Traditionally made by women, these bags are used by both men and women across Papua New Guinea.
Child Hood Memories Carried into Adulthood.
I grew up in Papua New Guinea, so I figure I have a soft spot for these amazing bags.
As a child I played with dolls [ along with cars, trucks and numerous other things]. I didn’t use a pram to push my dolls around in, though. I used a bilum to carry my dolls in in the traditional manner. My younger brother [ who still lives in PNG with my sister in law] was often carried in a bilum as a baby. In fact, I found the exact one the other day- made with flax twine and dyed with natural dyes. A true family heirloom.
I suppose it was therefore natural that I’d end up wanting to give back to my child hood home. It wasn’t until my sister in law and I put our heads together, that the idea of selling on bilums emerged, however.
A Visit Back To My Childhood And The Traditional Hand Woven String Bag.
Last year, for the first time, I took my husband to see where I grew up. If he really wanted to understand me, he needed to experience what it was like growing up in PNG.
The cultural environment you are brought up in plays a significant part in formulating you as an adult. For me this came out in a range of ways. A ready acceptance of beliefs about Country. A strong, deep attitude towards family / village having a key role in raising a child. My sister in law tells me I’ve raised my daughter as a good PNG girl. Apparently my grand daughter is also showing signs too, lol.
Being able to sit with the women in the markets and looking at all the bilums, brought back so many memories.
I remembered how the women would sit on a dirt floor and hand twine the flax to use in making the bilums. The steady weaving of a bilum by hand, making sure each loop was the same size, while the evening meal cooked on an open fire. Nothing has changed!
The Challenges Faced By Our Hand Woven String Bag Makers
Where do I begin?
Limited or no access to electricity.
Poor, sometimes inaccessible roads outside key centres. The one below had recently been graded, but within days of rain, was un passable.

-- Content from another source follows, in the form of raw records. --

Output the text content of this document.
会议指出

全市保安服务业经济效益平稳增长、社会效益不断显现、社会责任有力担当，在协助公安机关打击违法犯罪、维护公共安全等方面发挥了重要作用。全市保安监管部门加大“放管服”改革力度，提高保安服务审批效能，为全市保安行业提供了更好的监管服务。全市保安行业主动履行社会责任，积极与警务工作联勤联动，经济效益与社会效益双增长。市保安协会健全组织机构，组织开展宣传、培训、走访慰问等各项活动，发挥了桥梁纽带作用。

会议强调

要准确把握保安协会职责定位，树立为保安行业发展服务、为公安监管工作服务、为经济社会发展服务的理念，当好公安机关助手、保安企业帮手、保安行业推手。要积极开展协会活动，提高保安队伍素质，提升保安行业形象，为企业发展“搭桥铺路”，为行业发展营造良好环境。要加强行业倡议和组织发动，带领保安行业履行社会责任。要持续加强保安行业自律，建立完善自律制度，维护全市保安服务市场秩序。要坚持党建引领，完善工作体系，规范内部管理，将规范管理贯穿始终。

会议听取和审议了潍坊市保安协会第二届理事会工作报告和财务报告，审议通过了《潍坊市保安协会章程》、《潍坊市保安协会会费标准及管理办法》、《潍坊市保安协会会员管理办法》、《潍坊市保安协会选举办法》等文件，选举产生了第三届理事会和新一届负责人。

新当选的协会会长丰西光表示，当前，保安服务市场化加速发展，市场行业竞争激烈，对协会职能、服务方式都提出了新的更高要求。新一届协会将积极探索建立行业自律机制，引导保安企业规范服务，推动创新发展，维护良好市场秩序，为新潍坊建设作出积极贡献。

Limited schooling [ teachers have’t been paid for 3 years last I heard].
Limited or no access to medical aid or medicine.

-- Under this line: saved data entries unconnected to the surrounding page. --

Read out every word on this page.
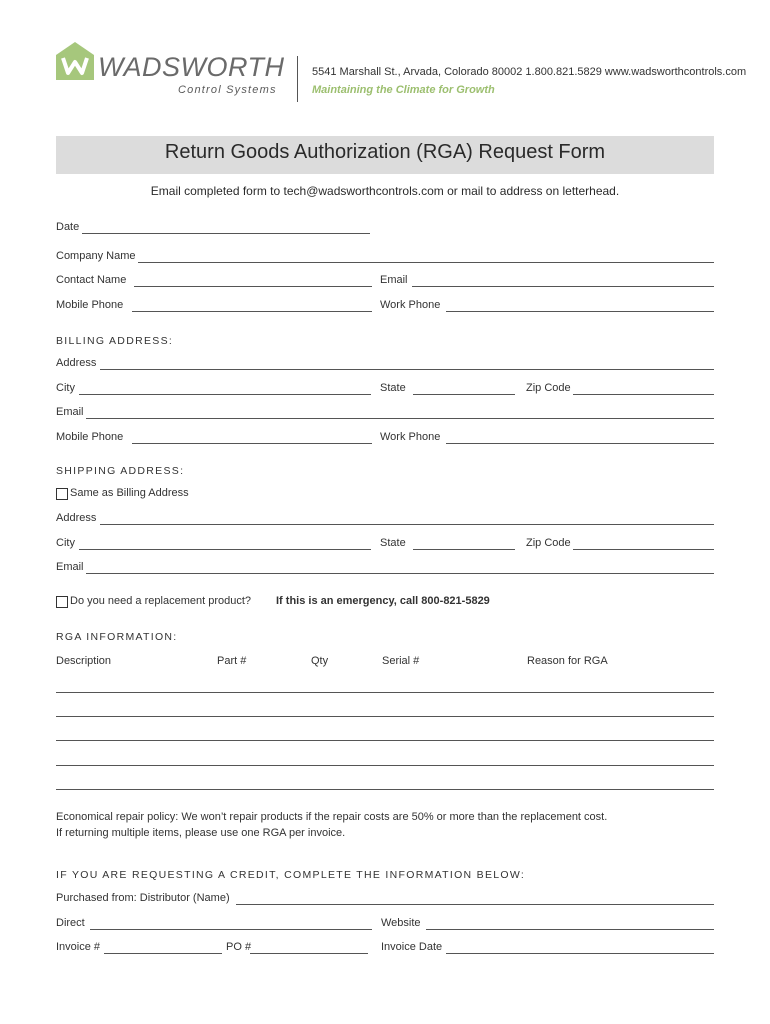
WADSWORTH
Control Systems
5541 Marshall St., Arvada, Colorado 80002 1.800.821.5829 www.wadsworthcontrols.com
Maintaining the Climate for Growth
Return Goods Authorization (RGA) Request Form
Email completed form to tech@wadsworthcontrols.com or mail to address on letterhead.
Date
Company Name
Contact Name	Email
Mobile Phone	Work Phone
BILLING ADDRESS:
Address
City	State	Zip Code
Email
Mobile Phone	Work Phone
SHIPPING ADDRESS:
Same as Billing Address
Address
City	State	Zip Code
Email
Do you need a replacement product? If this is an emergency, call 800-821-5829
RGA INFORMATION:
Description	Part #	Qty	Serial #	Reason for RGA
Economical repair policy: We won’t repair products if the repair costs are 50% or more than the replacement cost.
If returning multiple items, please use one RGA per invoice.
IF YOU ARE REQUESTING A CREDIT, COMPLETE THE INFORMATION BELOW:
Purchased from: Distributor (Name)
Direct	Website
Invoice #	PO #	Invoice Date
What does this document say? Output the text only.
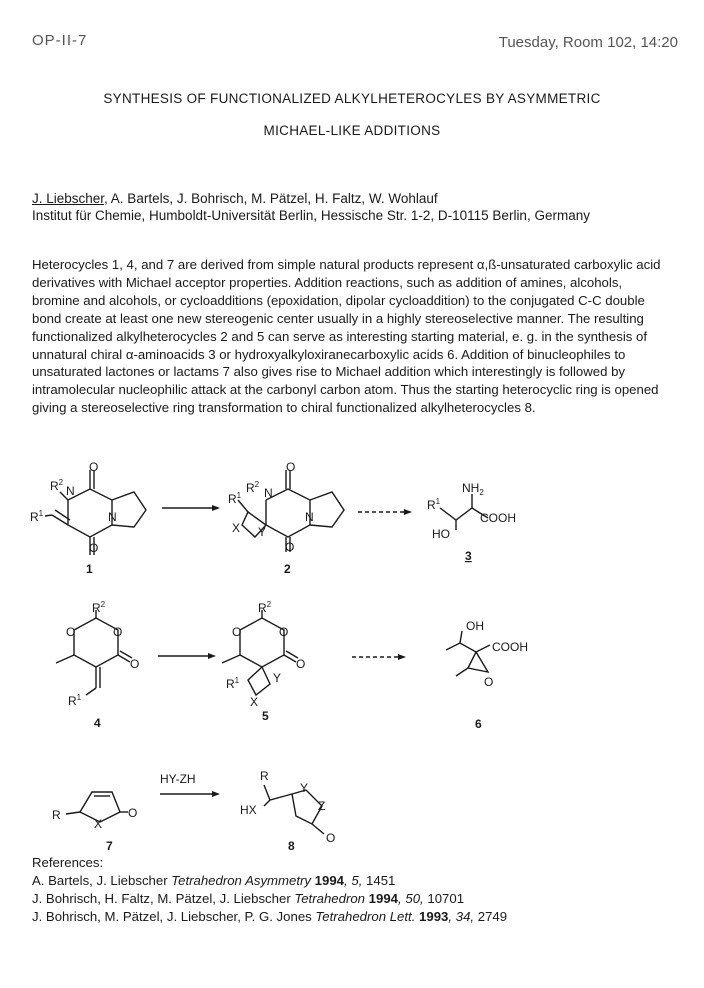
OP-II-7	Tuesday, Room 102, 14:20
SYNTHESIS OF FUNCTIONALIZED ALKYLHETEROCYLES BY ASYMMETRIC
MICHAEL-LIKE ADDITIONS
J. Liebscher, A. Bartels, J. Bohrisch, M. Pätzel, H. Faltz, W. Wohlauf
Institut für Chemie, Humboldt-Universität Berlin, Hessische Str. 1-2, D-10115 Berlin, Germany
Heterocycles 1, 4, and 7 are derived from simple natural products represent α,ß-unsaturated carboxylic acid derivatives with Michael acceptor properties. Addition reactions, such as addition of amines, alcohols, bromine and alcohols, or cycloadditions (epoxidation, dipolar cycloaddition) to the conjugated C-C double bond create at least one new stereogenic center usually in a highly stereoselective manner. The resulting functionalized alkylheterocycles 2 and 5 can serve as interesting starting material, e. g. in the synthesis of unnatural chiral α-aminoacids 3 or hydroxyalkyloxiranecarboxylic acids 6. Addition of binucleophiles to unsaturated lactones or lactams 7 also gives rise to Michael addition which interestingly is followed by intramolecular nucleophilic attack at the carbonyl carbon atom. Thus the starting heterocyclic ring is opened giving a stereoselective ring transformation to chiral functionalized alkylheterocycles 8.
O
O
N
N
$R^2$
$R^1$
1
O
O
N
N
$R^2$
$R^1$
X Y
2
$NH_2$
$R^1$
COOH
HO
3
$R^2$
O	O
O
$R^1$
4
$R^2$
O	O
O
$R^1$	Y
X
5
OH
COOH
O
6
R
X
O
7
HY-ZH	R
HX
Y
Z
O
8
References:
A. Bartels, J. Liebscher Tetrahedron Asymmetry 1994, 5, 1451
J. Bohrisch, H. Faltz, M. Pätzel, J. Liebscher Tetrahedron 1994, 50, 10701
J. Bohrisch, M. Pätzel, J. Liebscher, P. G. Jones Tetrahedron Lett. 1993, 34, 2749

Violence fueled by drugs, alcohol or tribal conflict.
Geographic isolation due to mountainous terrain and lack of ready transport.
Basic housing made with traditional materials that has no inside toilet, electricity, bathroom or kitchen. All washing, toiletting and cooking is done outside or under the house.

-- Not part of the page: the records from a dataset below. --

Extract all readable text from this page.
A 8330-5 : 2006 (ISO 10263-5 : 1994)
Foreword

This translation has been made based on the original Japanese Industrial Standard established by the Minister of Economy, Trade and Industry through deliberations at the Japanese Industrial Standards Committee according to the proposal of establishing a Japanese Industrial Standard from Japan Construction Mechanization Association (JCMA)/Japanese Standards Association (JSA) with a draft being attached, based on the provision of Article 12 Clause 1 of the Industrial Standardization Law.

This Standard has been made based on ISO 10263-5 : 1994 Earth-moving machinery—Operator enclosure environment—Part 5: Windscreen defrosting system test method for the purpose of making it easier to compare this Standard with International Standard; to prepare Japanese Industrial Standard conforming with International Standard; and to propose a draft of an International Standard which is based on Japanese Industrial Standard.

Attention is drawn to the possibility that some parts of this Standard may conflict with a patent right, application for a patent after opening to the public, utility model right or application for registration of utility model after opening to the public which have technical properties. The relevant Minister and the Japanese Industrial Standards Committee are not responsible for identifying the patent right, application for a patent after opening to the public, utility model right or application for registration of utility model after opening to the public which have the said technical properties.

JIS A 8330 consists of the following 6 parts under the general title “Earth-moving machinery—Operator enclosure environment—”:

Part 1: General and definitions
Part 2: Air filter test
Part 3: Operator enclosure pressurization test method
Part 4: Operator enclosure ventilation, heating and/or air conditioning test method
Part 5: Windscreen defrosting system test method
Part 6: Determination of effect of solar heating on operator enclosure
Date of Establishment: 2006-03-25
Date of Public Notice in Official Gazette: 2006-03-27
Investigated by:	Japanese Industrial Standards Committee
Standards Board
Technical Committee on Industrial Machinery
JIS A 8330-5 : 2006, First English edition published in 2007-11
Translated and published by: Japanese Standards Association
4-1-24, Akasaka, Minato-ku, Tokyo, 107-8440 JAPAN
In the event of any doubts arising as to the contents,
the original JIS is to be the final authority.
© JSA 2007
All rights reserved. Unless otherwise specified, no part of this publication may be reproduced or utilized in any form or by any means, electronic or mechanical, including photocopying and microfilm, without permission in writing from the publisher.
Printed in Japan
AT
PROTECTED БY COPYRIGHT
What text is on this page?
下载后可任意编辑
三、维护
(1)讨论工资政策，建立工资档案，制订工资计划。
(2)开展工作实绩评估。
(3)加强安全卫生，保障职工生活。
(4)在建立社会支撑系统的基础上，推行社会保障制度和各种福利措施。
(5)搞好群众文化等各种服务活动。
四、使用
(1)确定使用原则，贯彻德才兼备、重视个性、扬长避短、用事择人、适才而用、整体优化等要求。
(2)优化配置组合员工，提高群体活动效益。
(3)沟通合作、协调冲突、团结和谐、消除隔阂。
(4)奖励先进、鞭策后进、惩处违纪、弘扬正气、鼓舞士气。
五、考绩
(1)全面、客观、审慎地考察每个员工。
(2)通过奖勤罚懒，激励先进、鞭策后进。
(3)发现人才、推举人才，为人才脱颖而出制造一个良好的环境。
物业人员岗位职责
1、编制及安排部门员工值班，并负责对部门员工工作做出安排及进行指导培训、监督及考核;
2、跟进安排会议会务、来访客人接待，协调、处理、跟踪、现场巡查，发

These women do it tough! Add to this list an extremely limited market to sell their bags and you have a real challenge to earn a living.
How do we help?
We buy directly from them. Cash in hand at a price they set. There is NO haggling with them, though we do insist on quality.
By paying these women directly, we empower them. THEY choose how they spend their money. We don’t mark the bags up or donate a percentage of our sales to buying bags of rice, or paying a charity organisation.
These women don’t want charity. They don’t want pity. They want to choose whether they spend their money on their child’s schooling or urgent medical aid.